The 207 coordinators did not work full-time on the ESP. Still, they spent an average of 31 hours per submission (after dismissing those that failed the “threshold criteria (i.e., statement of problem, proposed solution, and possible benefits)” each coordinator would handle fewer than three submissions per year. Nearly a third of the tips from fiscal years 2018-2021 were “over-aged,” despite the extension of the processing time from 75 days to 180 calendar days in September 2020 to allow coordinators more time to get to the suggestions. The delinquency was partially due to the coordinators’ tendencies to mislabel and misroute suggestions. The ESP was an automated digital program with a unique identification number attached to each suggestion. Yet they were not automatically tracked, and so all the tracing required manual attention.

 The report found that most suggestions were rejected early for failing to provide sufficient benefits that would outweigh the cost of adequately reviewing them, even if they did meet the base threshold for consideration. This is puzzling as formally  it was the subject expert evaluator’s job to evaluate the cost-efficiency of the proposal rather than the coordinator’s. The TIGTA observed that the suggestions’ utility cannot always be effectively monetized, making it hard to evaluate recommendations that purported to lead to things like better protections for taxpayer rights or more efficient enforcement tax law.

The TIGTA took a “judgmental sample” for review. In that review it found that 34 out of 40 suggestions were “not properly evaluated.” One suggestion proposed a computer program matching Forms W-2 with Forms 941. If a Form W-2 reported wages, yet the IRS lacked the parallel Form 941, reporting withheld payroll taxes, mischief was afoot.  The suggestion was rejected without evaluation because “the ESP is meant to suggest ideas that save the government money.” This was meant to combat taxpayers that IRS agents called “ghost employers” who would keep the withholdings for themselves. IRS Criminal Investigation independently created this automated verification almost eight years later.

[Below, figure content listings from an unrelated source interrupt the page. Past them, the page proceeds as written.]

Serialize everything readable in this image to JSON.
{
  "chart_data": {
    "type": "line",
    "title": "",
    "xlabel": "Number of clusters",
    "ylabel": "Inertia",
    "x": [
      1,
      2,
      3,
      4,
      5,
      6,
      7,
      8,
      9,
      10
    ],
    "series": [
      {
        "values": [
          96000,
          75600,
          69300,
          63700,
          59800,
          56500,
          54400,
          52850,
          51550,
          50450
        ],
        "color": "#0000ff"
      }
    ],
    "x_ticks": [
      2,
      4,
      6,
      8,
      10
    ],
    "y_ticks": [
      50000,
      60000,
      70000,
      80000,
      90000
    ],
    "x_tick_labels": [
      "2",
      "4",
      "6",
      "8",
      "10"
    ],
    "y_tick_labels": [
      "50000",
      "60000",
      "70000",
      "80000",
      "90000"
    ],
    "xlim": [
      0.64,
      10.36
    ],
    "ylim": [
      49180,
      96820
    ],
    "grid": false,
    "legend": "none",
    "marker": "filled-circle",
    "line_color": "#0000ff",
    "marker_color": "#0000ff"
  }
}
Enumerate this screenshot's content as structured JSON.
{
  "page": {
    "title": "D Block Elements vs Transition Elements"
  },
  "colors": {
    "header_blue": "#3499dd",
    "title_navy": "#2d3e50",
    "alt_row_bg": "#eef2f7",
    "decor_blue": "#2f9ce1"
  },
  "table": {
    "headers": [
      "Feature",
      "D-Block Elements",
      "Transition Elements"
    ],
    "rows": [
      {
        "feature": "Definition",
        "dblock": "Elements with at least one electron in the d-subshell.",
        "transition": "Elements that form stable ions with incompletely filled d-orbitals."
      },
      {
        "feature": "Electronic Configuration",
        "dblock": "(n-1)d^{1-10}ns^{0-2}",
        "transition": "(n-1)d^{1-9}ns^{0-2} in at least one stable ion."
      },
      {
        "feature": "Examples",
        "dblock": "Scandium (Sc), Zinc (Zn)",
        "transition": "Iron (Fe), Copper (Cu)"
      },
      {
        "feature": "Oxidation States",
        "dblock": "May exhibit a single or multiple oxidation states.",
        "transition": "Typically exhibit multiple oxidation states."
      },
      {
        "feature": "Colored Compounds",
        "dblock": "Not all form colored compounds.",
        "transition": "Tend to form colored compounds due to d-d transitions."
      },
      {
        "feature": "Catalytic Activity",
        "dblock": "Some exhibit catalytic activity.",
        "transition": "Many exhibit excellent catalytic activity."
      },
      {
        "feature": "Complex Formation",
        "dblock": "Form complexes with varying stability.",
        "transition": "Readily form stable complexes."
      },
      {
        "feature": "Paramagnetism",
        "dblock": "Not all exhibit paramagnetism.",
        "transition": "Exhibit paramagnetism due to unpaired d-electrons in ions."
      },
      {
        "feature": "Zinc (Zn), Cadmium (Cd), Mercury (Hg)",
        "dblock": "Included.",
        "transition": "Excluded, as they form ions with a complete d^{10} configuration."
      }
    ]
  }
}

The TIGTA was critical of the ESP officials’ competence stating in their report, “The ESP coordinators did not have the expertise to determine if certain suggestions should have been accepted or rejected.” For example, they were unaware of tutorial videos for ESP users. Coordinators “lacked the knowledge and experience necessary to determine whether a suggestion warranted further evaluation,” while evaluators “did not consider the overall concept of a suggestion. Instead, they made their determinations based on whether a suggestion could be adopted verbatim as described in the submission.” Finally, “ESP, while in existence, received minimal support from the individual business units’ leadership.” A 2021 survey ranked the IRS at “271 out of 432 total Federal subcomponent agencies in engagement and satisfaction.” The reasons do not appear to be due to the subject matter—the Tax Division of the Department of Justice was tied for 9th place. As a result of the report, the IRS agreed to “develop a service-wide employee feedback process to support the agency’s transformation efforts under the Inflation Reduction Act” with an “implementation date” of November 15, 2024.